Forty-year-old Freddy Tirandaz, Darayus' brother, shrugs off marriage, to his parents' chagrin.
"I'm indifferent to the whole proposal," said Freddy Tirandaz, who dabbles in stocks and helps with his father's import-export business. Still, he joins in the sports teams of Parsi singles who compete with each other's neighborhoods, or colonies, to mingle with potential spouses.
Both brothers are passionate about their faith and feel fortunate to have been born into it by their father, the only way to become a Zoroastrian.
"It's not like I'm preaching my religion, but I want people to know it's so beautiful and simple: Have fun in life and stay away from evil," Darayus said.
The Parsis, who don't smoke but gladly drink, follow a sacred triad: good thoughts, good words and good deeds. Making money is good, as long as charity follows. Parsis are legendary for their humor and loyalty to the Hindus who gave them refuge so many centuries ago.
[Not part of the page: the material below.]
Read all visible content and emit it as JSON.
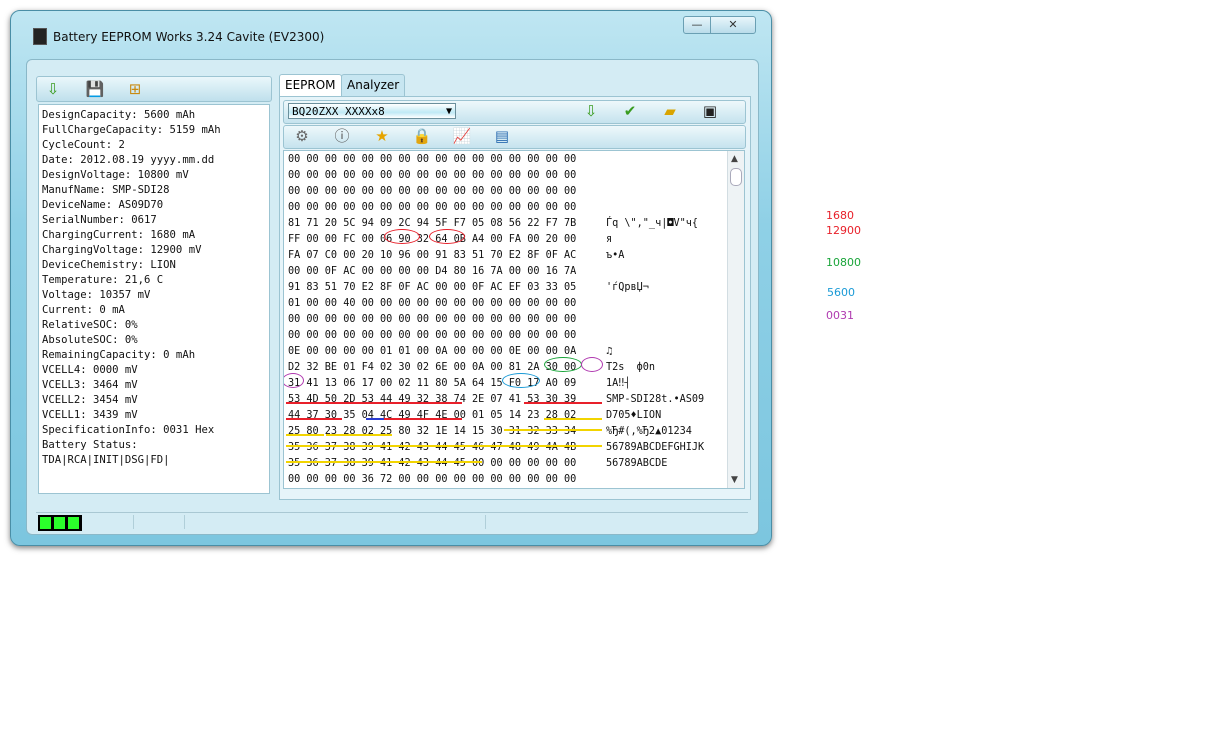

"The survival of the community as a unique religious and ethnic group in [this] century will depend entirely on how much we adhere to these fundamental customs, traditions and precepts," said Norshir Dadrawala, a Parsi who heads up the Center for Advancement of Philanthropy.
Although the Hindus of India -- the world's second most populated country -- are encouraged to have only two children, the influential Parsi Panchayat, which regulates the internal affairs of the community, encourages Parsis to have three or four.
The council -- wealthy through centuries of donations and shrewd real estate deals -- offers to pay expenses for those additional children until they're 18. It also subsidizes housing for thousands of Parsis in an effort to keep them in Bombay.
Rustom Tirandaz, father of Freddy and Darayus and a member of the Parsi council, believes that Parsis must continue to unite and are successful because of good DNA. He scoffs at the medical theory that inbreeding weakens the genes and that his brethren are dying off.
"If we're supposed to be imbeciles and senile, then how come we keep producing intellectual giants?" he said. "Over the centuries, our DNA has been carried down and this superior DNA has been crystallized. If you take 100 people, you can always pick out the Parsi. He's got that peculiar nose; he's got that look of kindness in his eyes. That's due to centuries of inbreeding."
Tirandaz and other orthodox Parsis concede economics have forced some of their best minds to leave the community for the United States, Britain, Canada and Australia. "But they do leave behind very strong heartstrings," he said.
Khojeste P. Mistree, an Oxford scholar of Zoroastrian studies, said he and his wife, Firoza Punthakey Mistree, pray that their children's heartstrings will cling to Bombay. He and his wife live in a luxury apartment complex reserved for Parsis. Their daughter is studying at Georgia Tech, and their son is preparing to study abroad next year.
The parents believe that, although their children will mostly mingle with non-Zoroastrians, they will not stray.
"We as a community cannot afford that luxury. If in 100 years there is no Parsi ethnicity, then how does one sustain the religion?" he said. "From the point of view of self-preservation, it's what we have to do."